You didn't directly respond to her answer though you indicated she was correct. You told May everybody was there because they loved her and wanted her to get help for her drinking. The family read the intervention letters they prepared, and May cried during some and laughed during others. Each letter ended with a plea for her to accept help immediately. When the circle was complete, you all sat and waited for May's response. After a minute of silence, you asked her what she was thinking. May said going to residential treatment is too big of a response for not picking up the kids one time at school. Not expecting her to accept treatment without a discussion you explained that forgetting the kids at school was part of the much larger picture. When you pressed her for a more in-depth history of her drinking her demeanor began softening.

May expressed that treatment seemed like a punishment for her being an alcoholic. You pulled a colorful brochure of the treatment center from your bag for her to see. May was visibly relieved to see what appeared to be a cross between a small college campus and a summer camp. You assured her you had brought many professionals to this treatment center and that none of them ever regretted being there. It took little more discussion for May to accept treatment and overcome her fear of the unknown. Once she accepted, the feeling of relief filled the room. You arranged for her to see the children before leaving and explained to them mommy was going on a work trip and she would come home as soon as her work was done. You and the family knew addressing the children would be difficult for May, so you thought it out carefully.
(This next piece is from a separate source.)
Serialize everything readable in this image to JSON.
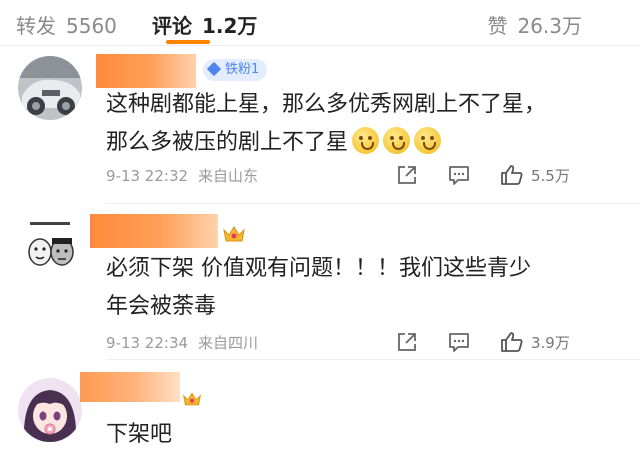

May completed 30 days of residential treatment followed by 60 days of intensive outpatient treatment locally and individual therapy. She has been sober since completing treatment and attends AA meetings near her home.

Task

A. How would you define May's presenting problem?

B. What is the root cause(s) of May's presenting problem?

C. Describe at least three family risk factors for substance use in children and adolescents.

D. Research indicates that the following signs of risk can be seen as early as infancy or early childhood:

a. Aggressive behavior
b. Lack of self-control
c. Difficult temperament
d. All of the above

E. Describe the best risk factor that may be contributing to May's substance use.

F. Describe the protective factors for women that can help in May's substance use treatment.

G. Identify and list the positive aspects of May's situation.

H. Identify and list the strengths aspects of May's situation (these will be different than positives listed above, though strongly correlated).

I. Brian was reluctant to do the intervention and stated that May would feel betrayed or be so angry at him and their relationship would never be the same even if she stopped drinking. How does the concept of Homeostasis in General Systems theory help in your understanding of Brian and May's way of functioning? In other words, why might change have been challenging for them both? Your answer should explain homeostasis and how it applies to May and Brian's way of being.

J. May stated going to residential treatment was too big of a response for not picking up the kids one time at school. As the clinician, you are not expecting her to accept treatment without a discussion therefore, you explained that forgetting the kids at school was part of the much larger picture. How does General Systems theory help to explain how May's behavior impacts the entire system?